Medith moved like she had eyes in her back. She sprang, traced a clean arc through the air, then tapped down, long legs pinning their weapons.
"Yaaah—" A burly titan swung a spiked warhammer, driving a crushing blow down at Medith.
He was fast, and he’d planned it. The strike was unavoidable as Medith landed.
Thunk— the hammer fell. Its spiked head punched Medith’s planted legs three centimeters into the floor.
Medith held a half-crouch, the bloody greatsword lifted, unmoving. Blood burbled down her brow—she looked dead on her feet.
The brute’s mouth curled. He drew breath to roar—then pain bloomed. A scarlet greatsword punched through his chest.
He stared at Medith’s impassive face, at eyes glowing hell-red, and crumpled to his knees.
Medith turned coldly, drew the blade from his chest, then kicked his body away like trash in the wind.
She blurred, weaving through the battlefield like a lithe white snake, Bloodsword dancing, reaping lives like lightning.
"Regido—" One member saw Medith at arm’s length and snapped into Magic Breaker.

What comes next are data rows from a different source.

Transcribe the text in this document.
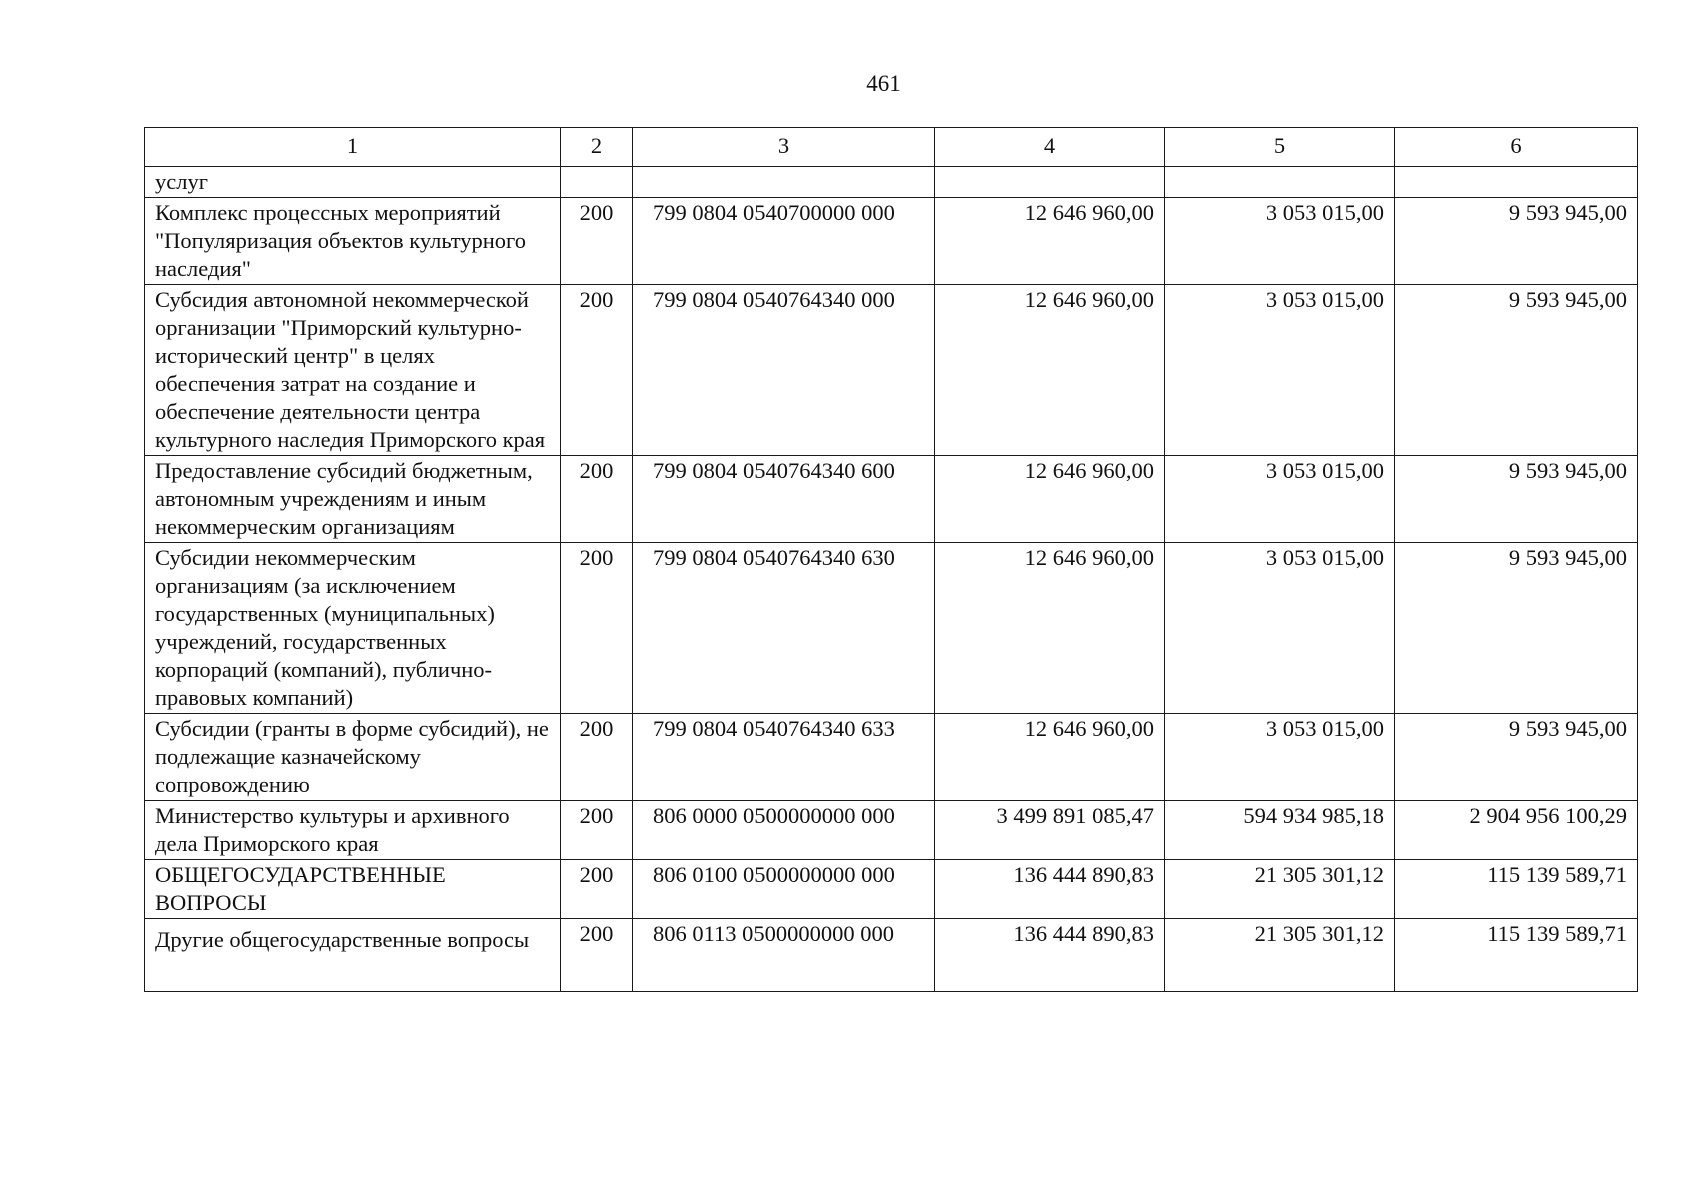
461
1	2	3	4	5	6
услуг					
Комплекс процессных мероприятий "Популяризация объектов культурного наследия"	200	799 0804 0540700000 000	12 646 960,00	3 053 015,00	9 593 945,00
Субсидия автономной некоммерческой организации "Приморский культурно-исторический центр" в целях обеспечения затрат на создание и обеспечение деятельности центра культурного наследия Приморского края	200	799 0804 0540764340 000	12 646 960,00	3 053 015,00	9 593 945,00
Предоставление субсидий бюджетным, автономным учреждениям и иным некоммерческим организациям	200	799 0804 0540764340 600	12 646 960,00	3 053 015,00	9 593 945,00
Субсидии некоммерческим организациям (за исключением государственных (муниципальных) учреждений, государственных корпораций (компаний), публично-правовых компаний)	200	799 0804 0540764340 630	12 646 960,00	3 053 015,00	9 593 945,00
Субсидии (гранты в форме субсидий), не подлежащие казначейскому сопровождению	200	799 0804 0540764340 633	12 646 960,00	3 053 015,00	9 593 945,00
Министерство культуры и архивного дела Приморского края	200	806 0000 0500000000 000	3 499 891 085,47	594 934 985,18	2 904 956 100,29
ОБЩЕГОСУДАРСТВЕННЫЕ ВОПРОСЫ	200	806 0100 0500000000 000	136 444 890,83	21 305 301,12	115 139 589,71
Другие общегосударственные вопросы	200	806 0113 0500000000 000	136 444 890,83	21 305 301,12	115 139 589,71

A mighty Breaker Light Pillar wrapped him. During absolute defense, no one could breach it.
Medith had expected it. She leapt back a few steps. Others followed suit; in a flash, dozens of pillars speared upward, blasting bottles, tables, and boards into shrapnel.

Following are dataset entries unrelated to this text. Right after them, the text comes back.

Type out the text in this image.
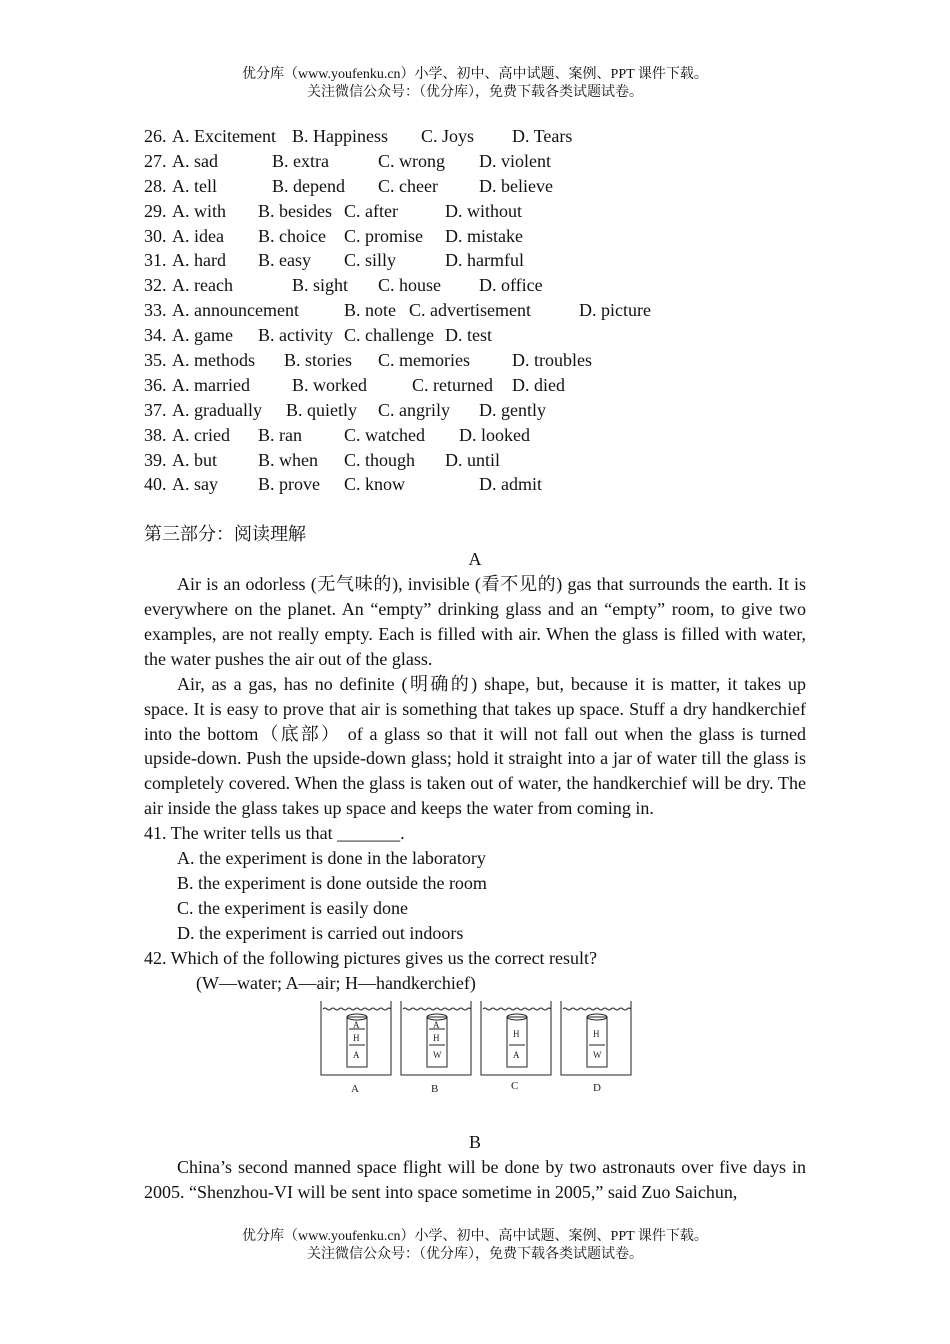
优分库（www.youfenku.cn）小学、初中、高中试题、案例、PPT 课件下载。
关注微信公众号：（优分库），免费下载各类试题试卷。
26. A. Excitement B. Happiness C. Joys D. Tears
27. A. sad	B. extra	C. wrong D. violent
28. A. tell	B. depend C. cheer D. believe
29. A. with B. besides C. after	D. without
30. A. idea B. choice C. promise D. mistake
31. A. hard B. easy C. silly	D. harmful
32. A. reach	B. sight C. house D. office
33. A. announcement	B. note C. advertisement	D. picture
34. A. game B. activity C. challenge D. test
35. A. methods B. stories C. memories D. troubles
36. A. married B. worked	C. returned D. died
37. A. gradually B. quietly C. angrily D. gently
38. A. cried B. ran C. watched D. looked
39. A. but B. when C. though D. until
40. A. say B. prove C. know	D. admit
第三部分：阅读理解
A

Air is an odorless (无气味的), invisible (看不见的) gas that surrounds the earth. It is everywhere on the planet. An “empty” drinking glass and an “empty” room, to give two examples, are not really empty. Each is filled with air. When the glass is filled with water, the water pushes the air out of the glass.

Air, as a gas, has no definite (明确的) shape, but, because it is matter, it takes up space. It is easy to prove that air is something that takes up space. Stuff a dry handkerchief into the bottom（底部） of a glass so that it will not fall out when the glass is turned upside-down. Push the upside-down glass; hold it straight into a jar of water till the glass is completely covered. When the glass is taken out of water, the handkerchief will be dry. The air inside the glass takes up space and keeps the water from coming in.

41. The writer tells us that _______.

A. the experiment is done in the laboratory
B. the experiment is done outside the room
C. the experiment is easily done
D. the experiment is carried out indoors

42. Which of the following pictures gives us the correct result?

(W—water; A—air; H—handkerchief)
A
H
A
A
A
H
W
B
H
A
C
H
W
D
B

China’s second manned space flight will be done by two astronauts over five days in 2005. “Shenzhou-VI will be sent into space sometime in 2005,” said Zuo Saichun,

优分库（www.youfenku.cn）小学、初中、高中试题、案例、PPT 课件下载。
关注微信公众号：（优分库），免费下载各类试题试卷。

"Your Lawbreaking Ability makes you proud, doesn’t it?" Medith finished. A bad feeling coiled in their guts.
Medith’s bright eyes widened. Her emerald irises flipped to white, and when they fully blanched—thoom—an airburst rolled out. From her center, a circular white line raced outward.
It swept through the remaining dozens in the hall in an instant.
It all took three seconds. Before thought could catch, they saw the worst thing in their lives.
Crack— the Breaker Light Pillars shattered like mirrors and blew away as dust.
Their familiar power didn’t surge back when the pillars faded.
Worse, they couldn’t sense it inside themselves at all—like it had never existed.
Panic blew through the Kuso ranks. They skittered like ants on a hot pan, wailing, collapsing under Medith’s relentless assault.
Minutes later, as the last head flew, five hundred B-grade members lay slaughtered. The hall was a blood-sea purgatory, and even calm Gus turned ashen, stomach roiling.
Medith held the Bloodsword, crimson from head to toe. She snatched a towel off the stairs and wiped the blood from her delicate face.
Then she looked at Gus, cold as winter. "You understand. You’re not wrong. I’m not wrong. Gill’s not wrong.
We only failed in small choices, missteps that led to this beyond-remedy end.
Things didn’t have to become this, if we’d each stepped back—even a little.
But right now, I’ll let hate steer me, just this once.
Will you stand in my way?" The fire in Medith’s eyes looked hot enough to burn a soul.
Looking into those world-ending eyes, Gus knew he couldn’t fix anything.
"No..." Gus forced the word out. He bowed his head, unable to meet her gaze.
Medith nodded. Then her slender hand moved, the greatsword bloomed two flowers of death across his chest.